The first century is always significant: Haris Sohail

09 Oct, 2018 10:29 am

DUBAI (92 News) –  Haris Sohail scored his maiden Test century on the second day of the first Test against Australia in Dubai on Monday, 9 October.

It was a hard toil for the Australians under the Dubai sun for 164.2 overs across two days, at the end of which Pakistan were bowled out for 482. Not a bad effort on the part of Australia, especially since they kept the scoring rate down to 2.93.

“There was a stage when the seam had practically worn off completely. They didn’t take the new ball, and it had become so soft that it was almost impossible to score runs. Even if you middled the ball, it didn’t go past the infield,” Sohail, who scored 110 in what’s his sixth Test, explained after the second day’s play.

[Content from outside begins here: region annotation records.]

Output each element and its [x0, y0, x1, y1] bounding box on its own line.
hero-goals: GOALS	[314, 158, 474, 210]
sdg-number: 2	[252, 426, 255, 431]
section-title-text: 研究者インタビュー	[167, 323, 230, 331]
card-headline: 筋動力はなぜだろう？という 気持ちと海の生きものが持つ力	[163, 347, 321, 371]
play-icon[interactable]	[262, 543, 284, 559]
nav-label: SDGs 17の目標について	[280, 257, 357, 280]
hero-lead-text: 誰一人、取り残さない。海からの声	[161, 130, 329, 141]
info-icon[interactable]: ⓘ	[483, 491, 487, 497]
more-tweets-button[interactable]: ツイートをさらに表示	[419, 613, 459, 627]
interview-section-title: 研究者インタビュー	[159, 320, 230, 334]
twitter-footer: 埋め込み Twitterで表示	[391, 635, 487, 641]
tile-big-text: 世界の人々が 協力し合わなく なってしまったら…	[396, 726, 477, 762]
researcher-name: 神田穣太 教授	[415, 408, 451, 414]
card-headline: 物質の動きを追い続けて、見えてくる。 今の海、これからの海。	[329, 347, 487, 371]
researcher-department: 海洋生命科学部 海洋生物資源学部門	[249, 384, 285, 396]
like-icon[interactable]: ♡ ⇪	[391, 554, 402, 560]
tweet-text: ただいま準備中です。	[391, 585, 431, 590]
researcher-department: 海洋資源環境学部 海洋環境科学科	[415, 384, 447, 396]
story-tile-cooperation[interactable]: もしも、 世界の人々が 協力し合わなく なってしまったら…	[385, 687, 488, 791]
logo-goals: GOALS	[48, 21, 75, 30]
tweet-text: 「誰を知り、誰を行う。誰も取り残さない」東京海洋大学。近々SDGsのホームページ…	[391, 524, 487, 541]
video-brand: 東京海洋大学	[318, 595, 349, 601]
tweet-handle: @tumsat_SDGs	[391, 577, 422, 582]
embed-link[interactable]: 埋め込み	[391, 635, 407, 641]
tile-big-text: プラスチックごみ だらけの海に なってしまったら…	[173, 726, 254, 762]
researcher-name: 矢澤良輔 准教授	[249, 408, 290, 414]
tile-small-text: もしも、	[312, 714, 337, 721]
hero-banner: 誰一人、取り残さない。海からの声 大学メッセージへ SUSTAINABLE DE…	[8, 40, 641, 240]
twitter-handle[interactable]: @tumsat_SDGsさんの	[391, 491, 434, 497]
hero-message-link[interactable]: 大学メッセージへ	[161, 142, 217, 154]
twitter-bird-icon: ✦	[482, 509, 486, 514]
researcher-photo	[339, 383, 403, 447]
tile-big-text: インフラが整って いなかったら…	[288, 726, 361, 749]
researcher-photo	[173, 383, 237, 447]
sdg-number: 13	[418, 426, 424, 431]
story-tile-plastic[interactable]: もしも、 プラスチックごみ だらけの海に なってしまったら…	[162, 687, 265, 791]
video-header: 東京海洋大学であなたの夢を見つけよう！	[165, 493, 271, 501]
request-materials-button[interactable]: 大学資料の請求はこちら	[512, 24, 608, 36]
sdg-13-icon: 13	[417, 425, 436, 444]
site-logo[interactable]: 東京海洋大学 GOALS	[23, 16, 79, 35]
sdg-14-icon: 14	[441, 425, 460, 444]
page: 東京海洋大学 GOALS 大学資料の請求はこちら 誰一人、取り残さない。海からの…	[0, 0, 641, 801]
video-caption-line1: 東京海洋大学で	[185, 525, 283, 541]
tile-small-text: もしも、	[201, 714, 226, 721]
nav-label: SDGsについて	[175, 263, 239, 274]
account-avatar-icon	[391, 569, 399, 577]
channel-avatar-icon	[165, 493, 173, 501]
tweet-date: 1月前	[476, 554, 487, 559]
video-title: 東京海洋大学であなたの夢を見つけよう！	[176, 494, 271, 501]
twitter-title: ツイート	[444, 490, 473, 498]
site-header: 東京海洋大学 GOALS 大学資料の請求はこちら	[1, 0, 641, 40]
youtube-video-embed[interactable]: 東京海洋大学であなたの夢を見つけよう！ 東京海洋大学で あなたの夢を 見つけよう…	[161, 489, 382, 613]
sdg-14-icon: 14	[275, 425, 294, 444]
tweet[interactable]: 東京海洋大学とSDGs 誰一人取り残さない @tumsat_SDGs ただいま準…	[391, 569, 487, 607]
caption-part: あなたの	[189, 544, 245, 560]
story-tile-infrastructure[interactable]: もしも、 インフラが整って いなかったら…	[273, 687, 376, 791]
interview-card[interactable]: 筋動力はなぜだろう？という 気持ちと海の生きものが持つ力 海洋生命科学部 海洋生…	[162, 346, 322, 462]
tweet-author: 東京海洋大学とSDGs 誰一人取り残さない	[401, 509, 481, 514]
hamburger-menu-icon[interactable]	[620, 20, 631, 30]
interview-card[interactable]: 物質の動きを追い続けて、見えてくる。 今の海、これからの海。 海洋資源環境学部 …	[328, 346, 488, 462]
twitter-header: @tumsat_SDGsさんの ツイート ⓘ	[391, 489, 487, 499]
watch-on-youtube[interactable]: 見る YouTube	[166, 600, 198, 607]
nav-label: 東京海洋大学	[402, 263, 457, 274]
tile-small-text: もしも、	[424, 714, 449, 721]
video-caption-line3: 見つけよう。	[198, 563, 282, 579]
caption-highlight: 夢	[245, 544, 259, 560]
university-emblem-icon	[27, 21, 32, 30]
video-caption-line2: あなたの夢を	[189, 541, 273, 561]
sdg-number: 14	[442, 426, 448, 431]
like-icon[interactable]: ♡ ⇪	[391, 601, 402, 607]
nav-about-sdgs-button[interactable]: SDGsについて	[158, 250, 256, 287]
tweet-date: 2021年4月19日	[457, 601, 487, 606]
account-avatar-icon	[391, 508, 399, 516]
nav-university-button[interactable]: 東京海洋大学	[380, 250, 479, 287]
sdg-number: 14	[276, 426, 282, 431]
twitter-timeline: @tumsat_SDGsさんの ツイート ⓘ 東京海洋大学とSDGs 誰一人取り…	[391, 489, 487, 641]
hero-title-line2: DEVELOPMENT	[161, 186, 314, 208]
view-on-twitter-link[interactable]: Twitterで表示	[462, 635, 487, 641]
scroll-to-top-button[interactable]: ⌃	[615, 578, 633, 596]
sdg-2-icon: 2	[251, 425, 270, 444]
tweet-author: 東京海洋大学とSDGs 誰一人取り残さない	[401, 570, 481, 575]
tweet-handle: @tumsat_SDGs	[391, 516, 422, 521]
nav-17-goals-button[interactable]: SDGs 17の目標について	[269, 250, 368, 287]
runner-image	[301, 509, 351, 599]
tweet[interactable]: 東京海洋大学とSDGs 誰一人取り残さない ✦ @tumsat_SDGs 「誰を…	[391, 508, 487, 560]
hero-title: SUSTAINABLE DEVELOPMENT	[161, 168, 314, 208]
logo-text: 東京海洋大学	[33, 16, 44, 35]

“We were thinking that a session will have to come when they do take the new ball, and runs will come then. That’s what happened. When they took the new ball, we started scoring quicker (towards the end).”

On a pitch like this, where run-scoring isn’t easy, because it’s slow and the outfield is also a bit heavy, I think it’s a good score

If it was Mohammad Hafeez on the first day, it was Sohail on the second, holding the Pakistan innings together and trying to get their team to a position where they might not need to bat again. And if Hafeez’s 126 was complemented by Imam-ul-Haq’s 76, for a large part of his 110, Sohail had Asad Shafiq (80) for company.

Sohail, though, was the star for Pakistan, as is usually the case when one brings up his first Test century.


'It’s totally different; the first century is always significant'

“It matters a lot because when you’re playing for your country and it’s your first Test century, it’s totally different; the first century is always significant,” said Sohail, the 29-year-old middle-order batsman whose previous best score for Pakistan was 89* in a one-day international.

By the end of the day, Australia had reached 30/0 with Aaron Finch and Usman Khawaja, but Sohail feels that Pakistan have reached where they wanted to with the bat. “We have scored the runs we set out to score,” he offered. “On a pitch like this, where run-scoring isn’t easy, because it’s slow and the outfield is also a bit heavy, I think it’s a good score.”